Reflecting on the twists and turns of the last 50 years, I realized that this journey has been largely fueled by the desire to find the next great thing that’s gonna fix me. Materially, emotionally, spiritually even…. So many years chasing the next dopamine rush and, oh. My. Lord. I’m tired. Every single morning I wake up thinking today’s the day I’m gonna figure it all out. I’m gonna be so productive and not chronically ill! I’m gonna pray three times a day and not doom scroll on my phone! And then reality hits. Living is hard for me. I’m the embodiment of ‘the spirit is willing but the flesh is weak’. Heavy sigh.

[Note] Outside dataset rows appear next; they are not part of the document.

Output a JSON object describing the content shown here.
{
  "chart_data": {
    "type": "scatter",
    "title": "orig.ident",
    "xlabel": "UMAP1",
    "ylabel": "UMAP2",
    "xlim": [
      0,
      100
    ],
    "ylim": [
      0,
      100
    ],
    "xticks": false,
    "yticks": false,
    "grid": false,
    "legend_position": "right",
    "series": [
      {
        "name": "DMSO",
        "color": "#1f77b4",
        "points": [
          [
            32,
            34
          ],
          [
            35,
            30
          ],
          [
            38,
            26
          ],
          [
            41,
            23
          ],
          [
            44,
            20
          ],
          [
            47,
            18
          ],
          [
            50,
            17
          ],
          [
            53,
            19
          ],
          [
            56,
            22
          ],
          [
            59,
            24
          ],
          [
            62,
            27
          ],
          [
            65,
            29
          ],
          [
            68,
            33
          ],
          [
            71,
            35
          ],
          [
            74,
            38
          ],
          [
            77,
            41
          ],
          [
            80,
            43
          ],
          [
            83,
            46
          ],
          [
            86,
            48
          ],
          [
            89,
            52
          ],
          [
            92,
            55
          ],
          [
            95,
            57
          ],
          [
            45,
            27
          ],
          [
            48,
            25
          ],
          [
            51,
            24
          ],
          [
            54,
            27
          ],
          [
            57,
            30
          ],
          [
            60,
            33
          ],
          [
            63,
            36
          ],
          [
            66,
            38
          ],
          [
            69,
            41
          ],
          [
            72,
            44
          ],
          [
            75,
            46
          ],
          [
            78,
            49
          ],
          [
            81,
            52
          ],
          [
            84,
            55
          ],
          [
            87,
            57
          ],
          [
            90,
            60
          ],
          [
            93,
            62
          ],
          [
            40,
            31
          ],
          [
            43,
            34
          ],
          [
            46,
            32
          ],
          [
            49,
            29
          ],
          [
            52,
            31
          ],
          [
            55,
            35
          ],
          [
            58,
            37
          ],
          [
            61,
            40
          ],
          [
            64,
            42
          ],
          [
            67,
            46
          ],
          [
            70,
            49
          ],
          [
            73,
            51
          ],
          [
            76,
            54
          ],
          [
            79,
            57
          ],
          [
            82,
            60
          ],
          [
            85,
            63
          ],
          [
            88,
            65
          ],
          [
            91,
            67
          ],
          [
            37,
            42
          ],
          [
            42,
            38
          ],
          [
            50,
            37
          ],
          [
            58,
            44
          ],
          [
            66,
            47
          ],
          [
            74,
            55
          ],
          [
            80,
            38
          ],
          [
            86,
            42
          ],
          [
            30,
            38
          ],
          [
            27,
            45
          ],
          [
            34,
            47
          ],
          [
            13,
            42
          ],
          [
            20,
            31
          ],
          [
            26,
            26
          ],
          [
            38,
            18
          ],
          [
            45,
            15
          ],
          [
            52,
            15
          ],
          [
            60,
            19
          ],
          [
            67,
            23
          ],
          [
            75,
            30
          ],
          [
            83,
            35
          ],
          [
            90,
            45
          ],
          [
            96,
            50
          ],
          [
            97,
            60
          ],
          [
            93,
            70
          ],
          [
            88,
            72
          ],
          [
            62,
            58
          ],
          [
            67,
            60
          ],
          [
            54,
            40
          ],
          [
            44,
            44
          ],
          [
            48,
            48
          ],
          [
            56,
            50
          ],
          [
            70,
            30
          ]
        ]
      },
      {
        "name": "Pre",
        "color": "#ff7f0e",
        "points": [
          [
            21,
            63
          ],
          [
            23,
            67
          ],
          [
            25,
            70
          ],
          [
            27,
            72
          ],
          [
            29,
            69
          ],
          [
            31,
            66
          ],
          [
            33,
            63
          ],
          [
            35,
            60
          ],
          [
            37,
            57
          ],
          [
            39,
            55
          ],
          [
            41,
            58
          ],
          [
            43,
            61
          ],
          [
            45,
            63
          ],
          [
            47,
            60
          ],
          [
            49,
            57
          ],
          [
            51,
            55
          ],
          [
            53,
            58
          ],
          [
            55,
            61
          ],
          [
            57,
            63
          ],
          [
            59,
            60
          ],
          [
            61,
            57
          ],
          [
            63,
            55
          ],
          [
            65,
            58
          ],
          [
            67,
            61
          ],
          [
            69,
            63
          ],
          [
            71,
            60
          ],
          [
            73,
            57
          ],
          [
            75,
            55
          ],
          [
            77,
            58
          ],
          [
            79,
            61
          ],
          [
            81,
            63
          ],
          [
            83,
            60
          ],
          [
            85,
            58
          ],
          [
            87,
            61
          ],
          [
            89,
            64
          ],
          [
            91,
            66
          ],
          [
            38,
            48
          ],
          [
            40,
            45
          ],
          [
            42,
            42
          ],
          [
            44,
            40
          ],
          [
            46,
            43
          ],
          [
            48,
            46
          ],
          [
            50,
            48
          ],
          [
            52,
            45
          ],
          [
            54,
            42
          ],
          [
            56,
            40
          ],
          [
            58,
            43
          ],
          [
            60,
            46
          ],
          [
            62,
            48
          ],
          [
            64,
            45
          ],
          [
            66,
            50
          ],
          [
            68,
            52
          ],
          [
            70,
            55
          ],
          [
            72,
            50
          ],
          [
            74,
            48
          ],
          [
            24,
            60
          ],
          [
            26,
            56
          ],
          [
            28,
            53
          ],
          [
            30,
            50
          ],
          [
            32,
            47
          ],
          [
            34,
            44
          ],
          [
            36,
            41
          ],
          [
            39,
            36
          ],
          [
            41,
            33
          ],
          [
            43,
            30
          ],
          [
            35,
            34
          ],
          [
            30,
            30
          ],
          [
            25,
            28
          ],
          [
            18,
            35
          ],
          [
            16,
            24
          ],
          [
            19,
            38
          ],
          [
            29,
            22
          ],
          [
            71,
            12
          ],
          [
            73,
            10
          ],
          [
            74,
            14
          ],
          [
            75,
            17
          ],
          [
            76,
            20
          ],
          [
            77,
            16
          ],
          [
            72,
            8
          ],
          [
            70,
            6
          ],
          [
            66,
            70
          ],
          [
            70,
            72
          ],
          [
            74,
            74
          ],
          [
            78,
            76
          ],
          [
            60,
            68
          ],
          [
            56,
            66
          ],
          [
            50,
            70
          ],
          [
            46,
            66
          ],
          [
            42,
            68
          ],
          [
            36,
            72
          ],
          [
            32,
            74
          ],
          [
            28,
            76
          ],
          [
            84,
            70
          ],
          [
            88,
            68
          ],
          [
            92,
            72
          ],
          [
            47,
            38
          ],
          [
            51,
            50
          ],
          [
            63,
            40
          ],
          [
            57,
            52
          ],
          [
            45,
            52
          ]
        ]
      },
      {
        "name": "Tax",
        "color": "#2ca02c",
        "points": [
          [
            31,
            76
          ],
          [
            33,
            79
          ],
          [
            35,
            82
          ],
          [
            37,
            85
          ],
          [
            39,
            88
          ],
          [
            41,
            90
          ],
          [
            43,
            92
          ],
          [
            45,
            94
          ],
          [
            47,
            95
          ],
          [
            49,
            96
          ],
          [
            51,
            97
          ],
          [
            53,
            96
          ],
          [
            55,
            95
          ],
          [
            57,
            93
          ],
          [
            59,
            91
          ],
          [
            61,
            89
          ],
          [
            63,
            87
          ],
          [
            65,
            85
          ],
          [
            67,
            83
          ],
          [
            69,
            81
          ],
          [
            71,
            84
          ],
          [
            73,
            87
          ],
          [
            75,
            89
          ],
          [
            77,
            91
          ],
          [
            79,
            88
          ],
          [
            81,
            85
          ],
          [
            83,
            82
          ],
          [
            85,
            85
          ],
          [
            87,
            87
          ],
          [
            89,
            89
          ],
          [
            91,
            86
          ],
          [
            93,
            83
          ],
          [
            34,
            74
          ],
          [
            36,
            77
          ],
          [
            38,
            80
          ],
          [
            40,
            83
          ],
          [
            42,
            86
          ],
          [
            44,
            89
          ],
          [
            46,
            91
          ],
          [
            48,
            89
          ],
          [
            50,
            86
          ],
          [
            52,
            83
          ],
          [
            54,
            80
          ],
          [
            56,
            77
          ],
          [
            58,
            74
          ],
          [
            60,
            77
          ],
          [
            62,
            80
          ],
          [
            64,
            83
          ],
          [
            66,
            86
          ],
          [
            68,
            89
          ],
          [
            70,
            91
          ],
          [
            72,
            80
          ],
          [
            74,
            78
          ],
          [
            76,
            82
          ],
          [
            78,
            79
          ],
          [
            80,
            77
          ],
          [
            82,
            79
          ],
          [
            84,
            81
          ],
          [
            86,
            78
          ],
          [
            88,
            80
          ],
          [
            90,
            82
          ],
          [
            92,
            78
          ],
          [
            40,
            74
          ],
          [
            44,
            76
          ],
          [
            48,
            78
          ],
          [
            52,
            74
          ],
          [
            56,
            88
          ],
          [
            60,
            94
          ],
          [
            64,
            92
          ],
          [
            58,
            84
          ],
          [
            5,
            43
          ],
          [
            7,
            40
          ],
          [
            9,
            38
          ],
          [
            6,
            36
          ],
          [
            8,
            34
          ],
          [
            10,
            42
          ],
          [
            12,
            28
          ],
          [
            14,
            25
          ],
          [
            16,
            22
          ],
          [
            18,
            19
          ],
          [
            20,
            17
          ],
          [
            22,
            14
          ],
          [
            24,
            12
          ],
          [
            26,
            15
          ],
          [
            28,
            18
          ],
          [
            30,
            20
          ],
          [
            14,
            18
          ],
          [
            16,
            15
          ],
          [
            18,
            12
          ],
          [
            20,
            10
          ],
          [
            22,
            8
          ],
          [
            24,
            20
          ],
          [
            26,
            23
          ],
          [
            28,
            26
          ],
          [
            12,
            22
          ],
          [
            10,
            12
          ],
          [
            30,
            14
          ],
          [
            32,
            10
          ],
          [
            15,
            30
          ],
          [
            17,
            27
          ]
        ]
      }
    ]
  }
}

The one saving grace though is that, at my core, there’s this tesseract of sorts that houses my faith in Christ. It’s the Fort Knox of my soul. I have doubts – always have….what if it’s all baloney and there’s nothing after death? What if I’ve been completely delusional my entire life? What if there’s really no point in trying to be a good, moral person? Furthermore! Why do I never feel like I’ve measured up to “good Christian” standards? The desire to be good, do good is an engine that powers on, pushing me to be better, to evolve, to fully self actualize. That term makes me Lolololol 🤣 As soon as I learned about self/actualization during my first and only year at junior college I knew in my belly the concept was hooey, but I was inexorably drawn to it. According to Maslow’s hierarchy of needs I can barely rise above the foundational level of physiological needs. I married an incredibly, well, for lack of a better word, functional man. A do-er. A git-r-done-r. I, myself, am a ponder-er, a space cadet, a feeler. I’m a sponge for the world around me. I’m perpetually absorbing and being consumed by the beauty and chaos that is life. To be clear, I don’t wanna be this way. I’d love to function like my superhero husband. I see his indefatigable motor that keeps him going like The Little Engine That Could, and I’m equal parts in awe and exhausted just being a spectator. I’m so glad we’ve got opposite skills but I admit I’d give mine up in an instant to magically be a more productive member of society. Through this wibbly wobbly faith-journey I’m on, believe it or not, I can still see the Divine’s hand in all of this. It feels good to admit that I’m not at peace with myself but I’m pretty sure there’s a purpose behind all the struggle. Even as the world around me burns I find peace in the steadiness and structure of the Orthodox Church. There’s no way of knowing what lies beyond but, for now I choose to believe in and follow the example of Christ and his saints. Their love and care for humanity is something I can attain to. Even with my failing body that core of faith keeps me tenuously holding onto the idea that my life has purpose beyond productivity.
Venting feels good. Thanks, interweb void for being there for me.